Hi, Linda. It is really exciting to think of those unknown technologies entering our lives. We have a lot of technological refinement at the moment - but no quantum leaps. If you think of 1980 Vs 1990 - man the change in how we lived was amazing! Internet, personal computers, mobile phones, faxes. From 1990 to 2010 its just been more of the same, just smaller and faster and in more pretty colours.
What could the next leap be?
Hi Chris. I'll try and find it again. I can't even remember where I originally found it. :(
We need to get away from rockets. They limit us, badly.
I'm hoping for a breakthrough on something like antigravity. Once we can warp the shape of space and fall off of the Earth, anything becomes possible. Take off, move to Mars, land and take off, head for the asteroids, assay a dozen, and push one into a smaller orbit for later retrieval, return to rock hopping, shove another into a short orbit, drop down and intercept the first and steer it into a very careful, minimum delta V Drop on to the Greenland reentry zone, land and go out for dinner... Take a week's vacation before you have to head back to work and steer the other rock for the zone.
That's when you've got the ability to go anywhere, and do anything.
Better rockets just improve access to earth orbit.
We need to get the heck out there as fast as we can, with whatever tech we have now and boost it on the fly.

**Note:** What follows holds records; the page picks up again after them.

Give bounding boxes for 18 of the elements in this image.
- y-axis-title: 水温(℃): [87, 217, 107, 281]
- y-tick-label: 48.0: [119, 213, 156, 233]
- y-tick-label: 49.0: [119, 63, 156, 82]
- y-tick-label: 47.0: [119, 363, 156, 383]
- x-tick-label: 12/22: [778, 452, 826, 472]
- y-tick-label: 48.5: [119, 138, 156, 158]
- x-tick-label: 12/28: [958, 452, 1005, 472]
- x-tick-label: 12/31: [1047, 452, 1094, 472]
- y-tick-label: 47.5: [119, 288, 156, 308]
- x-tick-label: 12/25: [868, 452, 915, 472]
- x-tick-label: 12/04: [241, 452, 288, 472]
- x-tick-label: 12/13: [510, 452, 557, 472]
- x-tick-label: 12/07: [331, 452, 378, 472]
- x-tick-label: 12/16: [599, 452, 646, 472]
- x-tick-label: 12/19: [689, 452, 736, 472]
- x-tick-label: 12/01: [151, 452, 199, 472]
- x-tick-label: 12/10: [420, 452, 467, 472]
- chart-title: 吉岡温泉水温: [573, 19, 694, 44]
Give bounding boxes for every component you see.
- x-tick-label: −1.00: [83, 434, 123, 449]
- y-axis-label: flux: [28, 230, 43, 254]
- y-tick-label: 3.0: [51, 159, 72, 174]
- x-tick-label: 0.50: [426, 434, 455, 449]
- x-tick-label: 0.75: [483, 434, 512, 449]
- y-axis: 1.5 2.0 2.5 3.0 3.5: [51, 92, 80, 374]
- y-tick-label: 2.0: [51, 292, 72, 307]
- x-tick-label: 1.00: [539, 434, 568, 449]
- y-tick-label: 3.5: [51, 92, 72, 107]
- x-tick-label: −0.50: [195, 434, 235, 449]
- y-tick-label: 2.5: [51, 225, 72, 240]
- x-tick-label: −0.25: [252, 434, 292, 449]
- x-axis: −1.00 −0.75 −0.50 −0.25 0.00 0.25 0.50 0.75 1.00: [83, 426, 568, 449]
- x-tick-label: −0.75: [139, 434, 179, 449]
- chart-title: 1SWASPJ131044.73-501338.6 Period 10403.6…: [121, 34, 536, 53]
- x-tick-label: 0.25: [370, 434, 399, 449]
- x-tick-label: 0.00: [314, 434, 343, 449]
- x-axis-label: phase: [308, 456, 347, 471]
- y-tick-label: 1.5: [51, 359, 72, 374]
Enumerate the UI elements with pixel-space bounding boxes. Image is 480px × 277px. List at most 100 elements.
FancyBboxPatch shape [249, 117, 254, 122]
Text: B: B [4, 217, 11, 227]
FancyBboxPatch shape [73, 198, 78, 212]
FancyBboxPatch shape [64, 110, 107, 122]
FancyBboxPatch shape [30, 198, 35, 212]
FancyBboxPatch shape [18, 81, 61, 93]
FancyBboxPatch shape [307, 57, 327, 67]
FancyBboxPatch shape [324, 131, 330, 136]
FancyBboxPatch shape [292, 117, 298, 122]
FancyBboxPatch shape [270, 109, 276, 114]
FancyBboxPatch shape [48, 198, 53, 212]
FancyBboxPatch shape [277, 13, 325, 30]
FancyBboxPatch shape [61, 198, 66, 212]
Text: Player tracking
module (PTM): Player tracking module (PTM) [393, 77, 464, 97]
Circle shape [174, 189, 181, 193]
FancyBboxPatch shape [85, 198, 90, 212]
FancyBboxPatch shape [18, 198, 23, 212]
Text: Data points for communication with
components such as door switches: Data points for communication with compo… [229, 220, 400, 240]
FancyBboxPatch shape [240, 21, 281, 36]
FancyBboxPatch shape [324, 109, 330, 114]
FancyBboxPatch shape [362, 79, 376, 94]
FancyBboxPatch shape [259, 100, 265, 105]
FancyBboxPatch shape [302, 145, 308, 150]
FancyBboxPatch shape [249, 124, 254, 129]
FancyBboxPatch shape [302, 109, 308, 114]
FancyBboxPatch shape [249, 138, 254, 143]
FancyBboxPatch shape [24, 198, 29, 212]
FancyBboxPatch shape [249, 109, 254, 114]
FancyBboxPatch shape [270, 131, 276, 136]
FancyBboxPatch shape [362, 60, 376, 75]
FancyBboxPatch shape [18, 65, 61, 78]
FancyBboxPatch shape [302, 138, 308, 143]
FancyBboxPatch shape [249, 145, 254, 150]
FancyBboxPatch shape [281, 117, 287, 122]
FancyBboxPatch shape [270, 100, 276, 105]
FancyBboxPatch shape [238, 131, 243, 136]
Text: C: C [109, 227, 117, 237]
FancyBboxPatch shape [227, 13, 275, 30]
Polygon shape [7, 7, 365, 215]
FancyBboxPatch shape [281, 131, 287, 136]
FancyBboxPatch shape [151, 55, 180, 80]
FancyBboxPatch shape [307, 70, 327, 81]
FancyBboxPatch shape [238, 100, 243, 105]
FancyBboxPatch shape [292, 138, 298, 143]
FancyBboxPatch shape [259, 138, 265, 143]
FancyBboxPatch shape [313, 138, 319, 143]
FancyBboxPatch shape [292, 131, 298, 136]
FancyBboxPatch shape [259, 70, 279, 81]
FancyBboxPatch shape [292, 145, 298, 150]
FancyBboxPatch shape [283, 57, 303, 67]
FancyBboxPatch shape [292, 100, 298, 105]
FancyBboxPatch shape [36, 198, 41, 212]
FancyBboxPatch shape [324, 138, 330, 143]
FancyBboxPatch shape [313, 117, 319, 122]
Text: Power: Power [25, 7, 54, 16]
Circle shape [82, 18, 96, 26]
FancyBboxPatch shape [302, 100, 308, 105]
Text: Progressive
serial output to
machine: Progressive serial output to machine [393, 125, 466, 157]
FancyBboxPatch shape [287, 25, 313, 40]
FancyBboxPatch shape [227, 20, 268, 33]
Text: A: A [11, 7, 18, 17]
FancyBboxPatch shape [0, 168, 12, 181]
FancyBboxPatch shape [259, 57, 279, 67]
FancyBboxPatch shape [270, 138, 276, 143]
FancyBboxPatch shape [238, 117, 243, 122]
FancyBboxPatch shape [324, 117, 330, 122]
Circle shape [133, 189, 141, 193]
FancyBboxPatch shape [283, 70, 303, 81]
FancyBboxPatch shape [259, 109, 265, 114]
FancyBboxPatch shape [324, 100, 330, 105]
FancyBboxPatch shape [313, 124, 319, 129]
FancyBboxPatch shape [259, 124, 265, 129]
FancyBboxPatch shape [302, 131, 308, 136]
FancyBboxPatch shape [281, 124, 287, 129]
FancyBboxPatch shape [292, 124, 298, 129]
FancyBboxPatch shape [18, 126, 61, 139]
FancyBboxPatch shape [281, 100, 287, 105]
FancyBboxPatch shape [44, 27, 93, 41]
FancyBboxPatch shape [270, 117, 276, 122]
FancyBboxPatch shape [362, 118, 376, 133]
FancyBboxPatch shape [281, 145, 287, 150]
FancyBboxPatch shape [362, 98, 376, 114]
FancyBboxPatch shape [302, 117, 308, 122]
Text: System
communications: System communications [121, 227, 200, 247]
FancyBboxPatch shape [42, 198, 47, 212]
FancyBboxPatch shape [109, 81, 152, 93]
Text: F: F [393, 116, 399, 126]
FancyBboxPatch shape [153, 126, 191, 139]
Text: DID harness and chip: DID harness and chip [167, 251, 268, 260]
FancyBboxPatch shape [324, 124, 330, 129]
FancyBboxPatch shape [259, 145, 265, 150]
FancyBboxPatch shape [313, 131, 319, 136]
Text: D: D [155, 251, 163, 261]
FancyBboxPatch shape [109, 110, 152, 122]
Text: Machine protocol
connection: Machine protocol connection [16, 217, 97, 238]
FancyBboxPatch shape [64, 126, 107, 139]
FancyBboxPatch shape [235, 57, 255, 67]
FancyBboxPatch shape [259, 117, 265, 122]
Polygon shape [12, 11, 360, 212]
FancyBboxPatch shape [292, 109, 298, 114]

As Matapam said, most of the expenditure and research will happen here and will have benefits here. Plus, we're not going to know how humans adapt to living on a different planet with different gravity until people actually do it.
Nor will we be able to really manage self-contained habitats until we're out there building them, living in them, and adapting them to what we encounter.
In my view, one of the first things that needs to happen is to get a whole lot less risk-averse. If we're going to shut down space exploration whenever there's an accident, we'll never get anywhere.
Chris,
I recall experiments with chicken eggs. The conclusion being that there was an early stage where gravity seemed to be crucial for the proper differentiation of cell types, as the blastocyst went from all identical cells to the beginning of systematic differences in the cytoplasm, leading to speciallized cell types.
I think it was one of the early shuttle experiments, pre ISS.
How much gravity the minimum is, whether spin or acceleration induced "artificial gravity" would substitute is something that needs to be studied. Along with radiation shielding.
Hi, Kate. Antigravity would indeed be cool, but probably way out there in terms of the technology curve. But who knows?
I agree we really need to get out there and learn by doing. Can't wait to see it happen. These little probes every decade are like death by a thousand cuts.
Hi, Matapam. The whole gravity effects thing intrigues me. So little has been done on it - or at least I can't find anything.